The brachioradialis aids the biceps brachii and brachialis during elbow flexion, helping stabilize the elbow joint.
Although their contribution is minimal, forearm muscles, palmaris longus, flexor carpi radialis, and pronator teres contribute as weak flexors of the elbow joint.
The rotator cuff muscles (subscapularis, supraspinatus, infraspinatus and teres minor) and anterior deltoid stabilize the shoulder joint during this exercise.
Variations Of A Biceps Dumbbell Incline Curl
Wide grip, narrow grip, hammer curl, lying on a flat bench (lying dumbbell curls).
How To Improve Your Biceps Dumbbell Incline Curl
Incline dumbbell curls are implemented in a training program to improve biceps exercise performance and strength gains. Strategically varying your bicep exercises to target different angles and grips can result in optimal muscle activation that increases strength and hypertrophy of the biceps.
Emphasis on eccentric contractions, prolonging the eccentric portion of the contraction, may also be incorporated in a training program focused on increasing strength. This should be implemented accordingly and with adequate muscle recovery as eccentric contractions cause substantial damage to muscle tissue.
It’s important to note that your repetition and set volume will depend on your goals (e.g. strength, hypertrophy, muscular endurance).

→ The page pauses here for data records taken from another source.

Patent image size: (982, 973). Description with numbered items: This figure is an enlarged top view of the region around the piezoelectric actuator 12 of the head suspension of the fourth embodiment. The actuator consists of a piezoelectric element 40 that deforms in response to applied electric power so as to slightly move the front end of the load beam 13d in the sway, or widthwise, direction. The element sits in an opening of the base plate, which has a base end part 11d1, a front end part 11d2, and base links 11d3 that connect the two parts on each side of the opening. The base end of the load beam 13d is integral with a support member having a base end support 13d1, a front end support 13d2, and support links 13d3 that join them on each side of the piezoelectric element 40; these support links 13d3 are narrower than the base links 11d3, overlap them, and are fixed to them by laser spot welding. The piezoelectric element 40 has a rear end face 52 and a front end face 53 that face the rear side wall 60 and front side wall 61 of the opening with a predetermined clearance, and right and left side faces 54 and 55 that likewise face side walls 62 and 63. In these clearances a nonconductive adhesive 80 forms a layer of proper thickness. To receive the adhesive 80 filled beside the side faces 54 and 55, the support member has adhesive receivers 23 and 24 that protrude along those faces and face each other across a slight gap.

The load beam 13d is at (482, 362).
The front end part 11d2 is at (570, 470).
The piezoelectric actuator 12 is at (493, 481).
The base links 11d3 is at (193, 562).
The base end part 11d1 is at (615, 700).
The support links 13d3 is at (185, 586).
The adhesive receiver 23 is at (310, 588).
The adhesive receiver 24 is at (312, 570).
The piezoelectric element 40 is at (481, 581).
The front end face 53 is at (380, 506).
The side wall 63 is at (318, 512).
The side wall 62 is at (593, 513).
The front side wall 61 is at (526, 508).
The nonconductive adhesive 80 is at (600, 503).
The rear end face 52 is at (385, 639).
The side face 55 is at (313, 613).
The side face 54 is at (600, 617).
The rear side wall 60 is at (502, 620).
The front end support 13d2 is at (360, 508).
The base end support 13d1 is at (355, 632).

It is also important to allow adequate recovery days in between biceps training to allow muscles to repair.
Common Mistakes When Doing Biceps Dumbbell Incline Curls
Returning the weight to starting position too quickly. Performing the eccentric portion of the lift ballistically (e.g. dropping the weight on the way down, extending the elbows quickly) and/or hyperextending the elbows can result in biceps tendon injuries.
Flexing and extending the neck during the exercise may result in injury.
Overextending the elbow (letting the arms go too far back) can hyperextend the shoulder joint and increase the risk of injury.
Injuries Or Ailments & Their Effects Regarding Biceps Dumbbell Incline Curls
If proper technique is not adhered to (e.g. dropping the weight quickly instead of controlling the descent on the eccentric portion of the lift), the likelihood of a biceps and/or shoulder injury increases.
Although rare, biceps tendon rupture may occur if warm-up is not sufficient and/or if intensity (load) is increased inappropriately.
If proper recovery is not implemented between training days for optimal muscle repair of the biceps, the biceps tendon becomes inflamed. Without proper rest and treatment, the inflammation remains and results in biceps tendonitis.
Impingement syndrome and rotator cuff injuries, in general, are commonly associated with biceps tendonitis/biceps tendinosis. Therefore, it’s best to avoid bicep exercises when addressing impingement syndrome/rotator cuff injury unless advised by a physical therapist.